Aufbereitetes und abgeleitetes Wasser in der Nähe von Fukushima ist umweltschädlich

Falsch !

En bref

Die Einleitung von tritiumhaltigem „radioaktivem“ Wasser ins Meer hatte keine Auswirkungen auf die Ökosysteme. Die Konzentrationen im Wasser entsprachen sofort wieder den Empfehlungen für Trinkwasser.

En détail

Infolge des Unfalls führte die Beschädigung der Bauwerke dazu, dass Wasser (Regenwasser, Grundwasser usw.) in die Gebäude eindrang. Dieses Wasser reicherte sich durch den Kontakt mit Trümmern und dem Reaktorkern mit radioaktiven Elementen an. Die Menge dieses Wassers, das abgepumpt, gesammelt, dekontaminiert und anschließend in großen Tanks auf dem Gelände des Kraftwerks gelagert wurde, erreichte Anfang 2023 laut verschiedenen Quellen ihren Höchststand von 1,3 Millionen m³ gelagertem Wasser

Um eine Überlastung des Lagerstandorts zu vermeiden, haben die japanischen Behörden auf Empfehlung und unter Aufsicht internationaler Gremien beschlossen, dieses Wasser nach der Dekontaminierung auf ein Niveau, das mit den üblichen Ableitungen eines in Betrieb befindlichen Kernkraftwerks vereinbar ist, ins Meer einzuleiten, ohne dass dies Auswirkungen auf die Umwelt hat

Dieses Wasser wird als „tritiumhaltiges Wasser“ bezeichnet, da es Tritium enthält, das einzige Element, das von den vorgelagerten Dekontaminationssystemen nicht herausgefiltert werden kann. Tritium ist ein schwach radioaktives, wenig radiotoxisches und kurzlebiges Radioelement, das fester Bestandteil des Wassermoleküls ist und somit nicht davon getrennt werden kann. Es ist daher in den Ableitungen aus Fukushima enthalten, und zwar in einer Menge, die über den üblichen Ableitungen von Kernkraftwerken liegt. 

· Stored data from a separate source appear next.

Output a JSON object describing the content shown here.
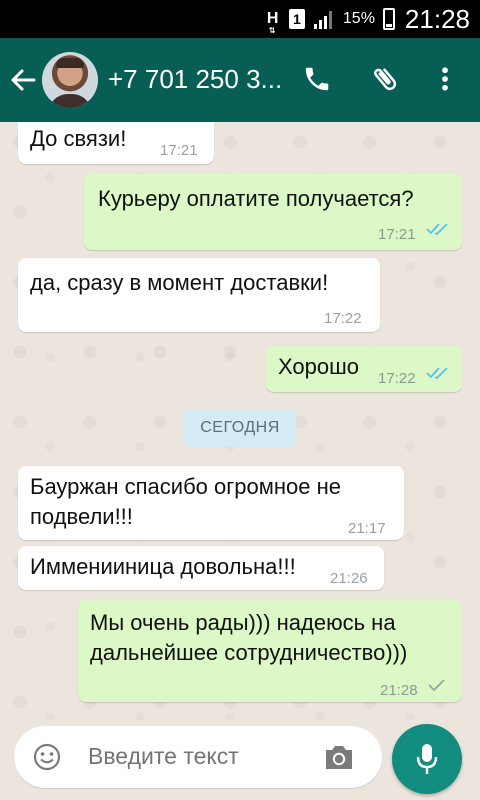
{
  "status_bar": {
    "network_letter": "H",
    "sim_slot": "1",
    "battery": "15%",
    "time": "21:28"
  },
  "header": {
    "contact_name": "+7 701 250 3...",
    "icons": [
      "back-arrow-icon",
      "avatar",
      "phone-icon",
      "attach-clip-icon",
      "more-vert-icon"
    ],
    "colors": {
      "bar": "#075e54",
      "accent": "#128c7e"
    }
  },
  "messages": [
    {
      "dir": "in",
      "lines": [
        "До связи!"
      ],
      "time": "17:21"
    },
    {
      "dir": "out",
      "lines": [
        "Курьеру оплатите получается?"
      ],
      "time": "17:21",
      "status": "read"
    },
    {
      "dir": "in",
      "lines": [
        "да, сразу в момент доставки!"
      ],
      "time": "17:22"
    },
    {
      "dir": "out",
      "lines": [
        "Хорошо"
      ],
      "time": "17:22",
      "status": "read"
    },
    {
      "dir": "in",
      "lines": [
        "Бауржан спасибо огромное не",
        "подвели!!!"
      ],
      "time": "21:17"
    },
    {
      "dir": "in",
      "lines": [
        "Имменииница довольна!!!"
      ],
      "time": "21:26"
    },
    {
      "dir": "out",
      "lines": [
        "Мы очень рады))) надеюсь на",
        "дальнейшее сотрудничество)))"
      ],
      "time": "21:28",
      "status": "sent"
    }
  ],
  "date_separator": "СЕГОДНЯ",
  "composer": {
    "placeholder": "Введите текст"
  },
  "colors": {
    "incoming_bubble": "#ffffff",
    "outgoing_bubble": "#dcf8c6",
    "read_tick": "#4fc3f7",
    "sent_tick": "#9aa79c"
  }
}
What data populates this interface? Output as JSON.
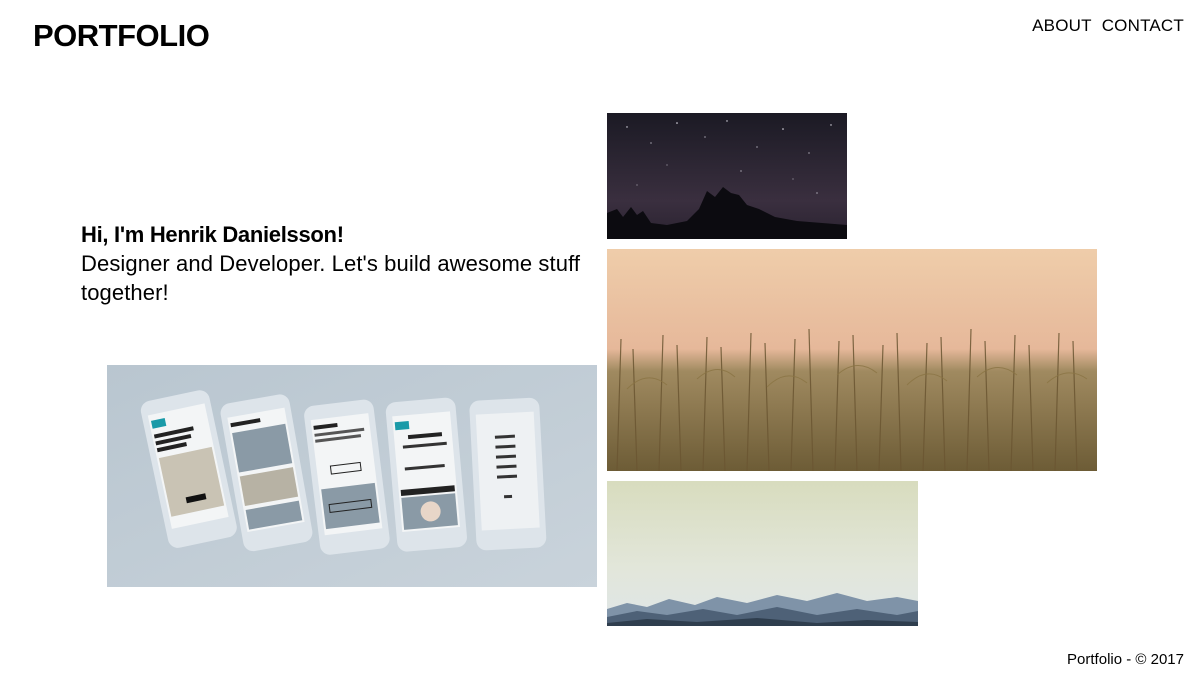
{
  "header": {
    "logo": "PORTFOLIO",
    "nav": [
      {
        "label": "ABOUT"
      },
      {
        "label": "CONTACT"
      }
    ]
  },
  "intro": {
    "heading": "Hi, I'm Henrik Danielsson!",
    "text": "Designer and Developer. Let's build awesome stuff together!"
  },
  "gallery": [
    {
      "subject": "mobile app mockups on five phones"
    },
    {
      "subject": "night sky with stars over treetops"
    },
    {
      "subject": "corn field at sunset"
    },
    {
      "subject": "misty mountain range"
    }
  ],
  "footer": {
    "text": "Portfolio - © 2017"
  },
  "colors": {
    "background": "#ffffff",
    "text": "#000000"
  }
}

Vor der Ableitung wird das tritiumhaltige Wasser einer kontrollierten Verdünnung mit Meerwasser unterzogen, um die Tritiumkonzentration um eine Größenordnung unter den von der Weltgesundheitsorganisation festgelegten Grenzwert für Trinkwasser zu senken. Nach der Einleitung sinkt diese Konzentration unter Berücksichtigung der natürlichen Verdünnung im Ozean auf vernachlässigbare Werte, die bis zu 10.000-mal unter diesem Trinkwassergrenzwert liegen. 

Unter den Bedingungen der Freisetzung besteht daher keine Gefahr für die Gesundheit oder die Umwelt.